The drill press itself is the Proxxon TBM 220 (28128), “competent drilling of micro holes down to even 1/64″ (0.5 mm)”. What? That crude? The drill press uses the Micromot collet system, so that’s a range of six steel collets, the smallest being 1.0 mm and not being able to fix a very small drill at all. I thought I was really clever as my hand-held drill can remove the Micromot adapter and use a normal chuck. Image my surprise that the hand-held tools use a different size of drill-chuck. You can buy the “original German Röhm chuck for drill bits up to 1/4″ (6 mm)” but that one starts (!) at 0.5 mm. Hmm, I wonder who decided using two systems was a great idea.The other thing that was unnerving was the enormous slack in the compound table. Good enough for my modeling and admittedly: it is reasonably cheap at nearly 10% of the cost of a real contour table. I tightened it a bit, but it’s not really machining accuracy. Also, the adjusting screws are tightened themselves by M5 nuts. I don’t know about you, but I have several complete series of wrenches that all start at M6 so I had to use pliers. The first scratch in the paint was present before trying out the drill itself. I never understand why machines are not fitted with one size of screw or bolt but a mix of different sizes of screws and bolts using the slotted (ack!), Phillips, Hex socket and torque screws types ( I can spot 5 types just on the stand of the drill press). Why not use one size of hex slot? Also, the stroke of 30 mm of the drill press is quite small but I knew that when I ordered it. But what I should be saying is that the combination is actually nice value for money at three-hundred Euros. At least I think so, and the entire drill press has a small footprint which also comes in handy on a perpetually crowded modeling table.

Upon starting to use it, I immediately found another severe deficiency of the Proxxon drill press: you cannot fix it at a vertically-fixed position. I solved this by throwing in a collet I didn’t use at the time to keep the drill in its downward position, shown top left. I then inserted a strip in the vice touching the drill and called that position ‘zero’, corrected for the radius of the drill bit. Ah, the macro-pic bottom left shows it’s not exactly centered.
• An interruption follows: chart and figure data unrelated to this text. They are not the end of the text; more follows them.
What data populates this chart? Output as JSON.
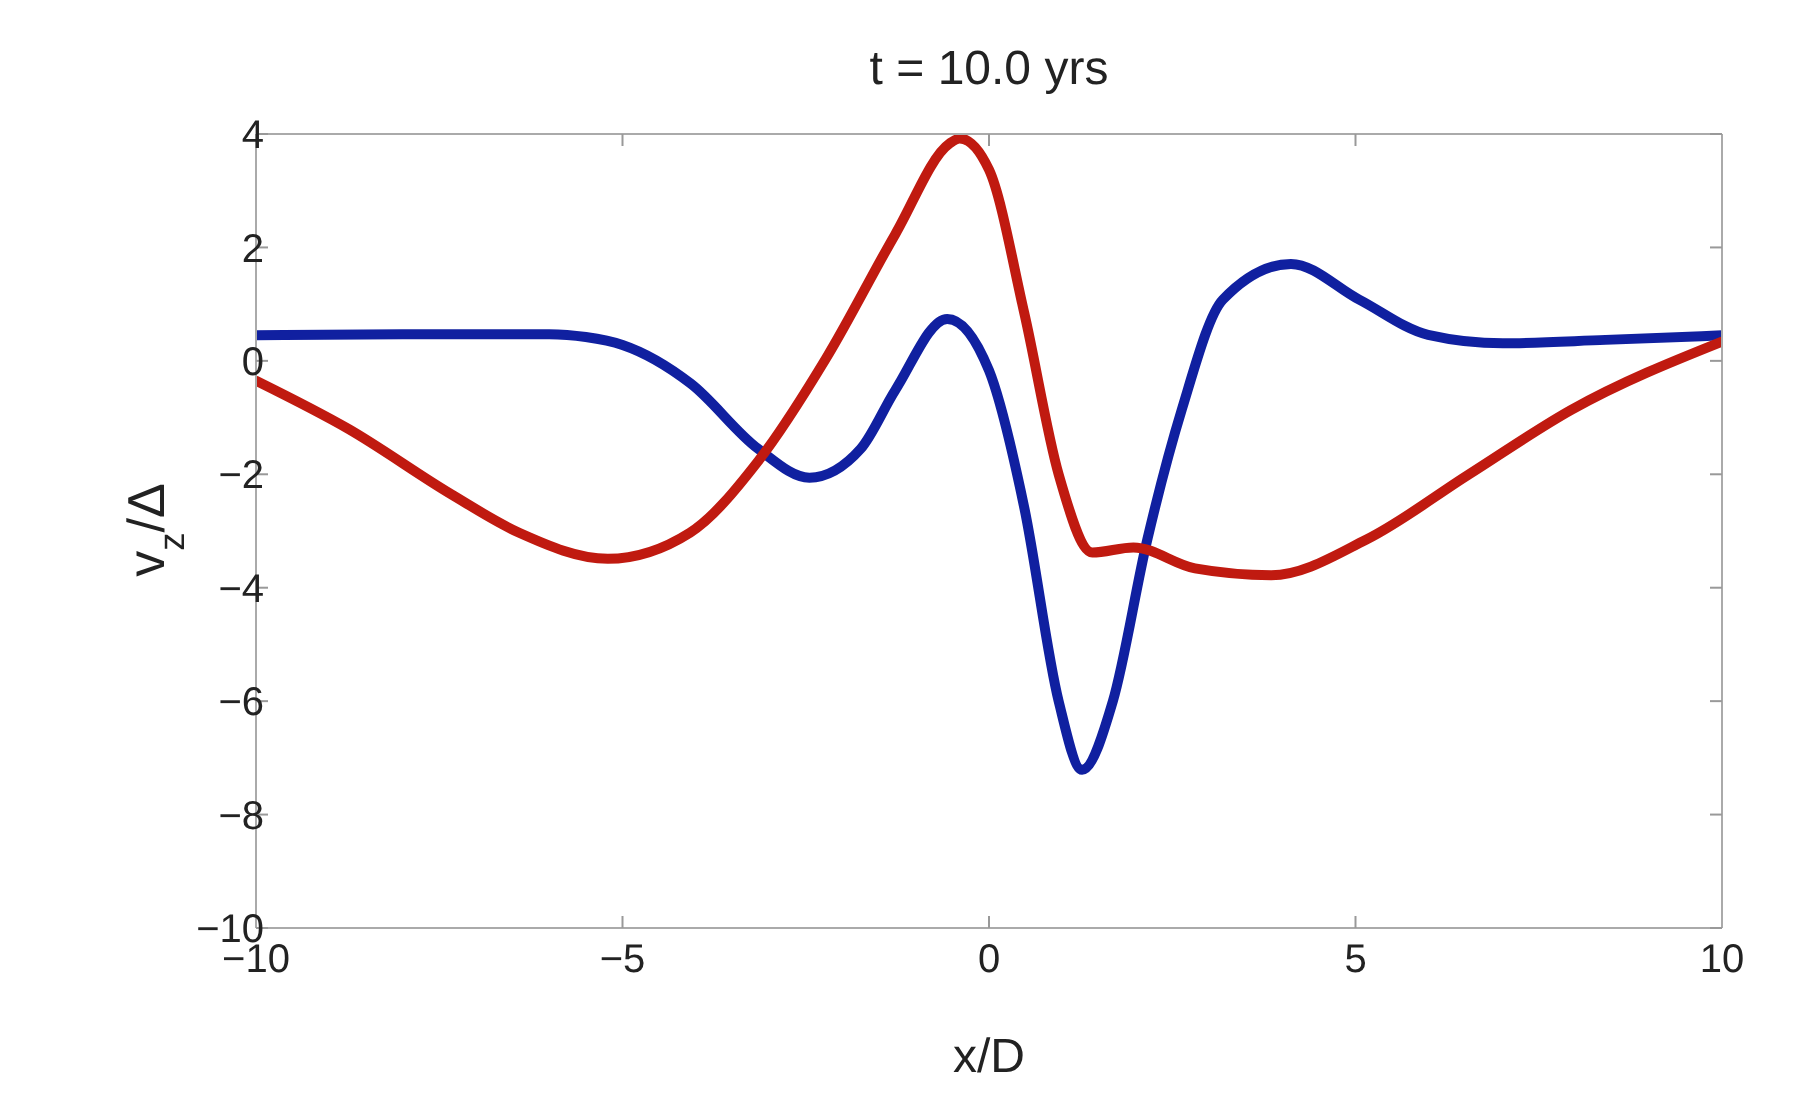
{
  "chart_data": {
    "type": "line",
    "title": "t = 10.0 yrs",
    "xlabel": "x/D",
    "ylabel": "v$_{z}$/Δ",
    "xlim": [
      -10,
      10
    ],
    "xticks": [
      -10,
      -5,
      0,
      5,
      10
    ],
    "ylim": [
      -10,
      4
    ],
    "yticks": [
      -10,
      -8,
      -6,
      -4,
      -2,
      0,
      2,
      4
    ],
    "marker": "none",
    "line_style": "solid",
    "series": [
      {
        "color": "#1020a0",
        "x": [
          -10,
          -8,
          -6,
          -5.5,
          -5,
          -4.07,
          -3.15,
          -2.45,
          -1.75,
          -1.28,
          -0.57,
          0,
          0.48,
          0.95,
          1.27,
          1.69,
          2.16,
          2.63,
          3.19,
          4.12,
          5.05,
          5.99,
          7.01,
          8.41,
          10
        ],
        "values": [
          0.45,
          0.47,
          0.47,
          0.42,
          0.28,
          -0.4,
          -1.55,
          -2.06,
          -1.55,
          -0.52,
          0.74,
          -0.17,
          -2.58,
          -6.0,
          -7.21,
          -6.0,
          -3.15,
          -0.86,
          1.08,
          1.71,
          1.08,
          0.46,
          0.31,
          0.37,
          0.45
        ]
      },
      {
        "color": "#c01a10",
        "x": [
          -10,
          -8.74,
          -7.34,
          -6.41,
          -5.2,
          -4.08,
          -3.15,
          -2.22,
          -1.28,
          -0.54,
          -0.4,
          0,
          0.48,
          0.95,
          1.41,
          1.97,
          2.81,
          3.85,
          5.15,
          6.55,
          7.95,
          10
        ],
        "values": [
          -0.35,
          -1.2,
          -2.35,
          -3.03,
          -3.49,
          -3.03,
          -1.77,
          0.05,
          2.23,
          3.83,
          3.92,
          3.37,
          0.85,
          -2.0,
          -3.38,
          -3.29,
          -3.66,
          -3.78,
          -3.15,
          -2.0,
          -0.86,
          0.34
        ]
      }
    ]
  }
}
I don’t have that many quality drills laying around as all but the most flexible miniature drills break quite often when using my hand-held pin vice. I found a source of cheap 0.3 mm drills (a second-hand seller, twenty times cheaper than the shop price). I pre-drilled in all the required holes with those drills for this particular part and finished them off using other diameters (0.4 and 0.5 mm) The parts (prior to sanding as my chopper isn’t that consistent) look fine and will be put to good use.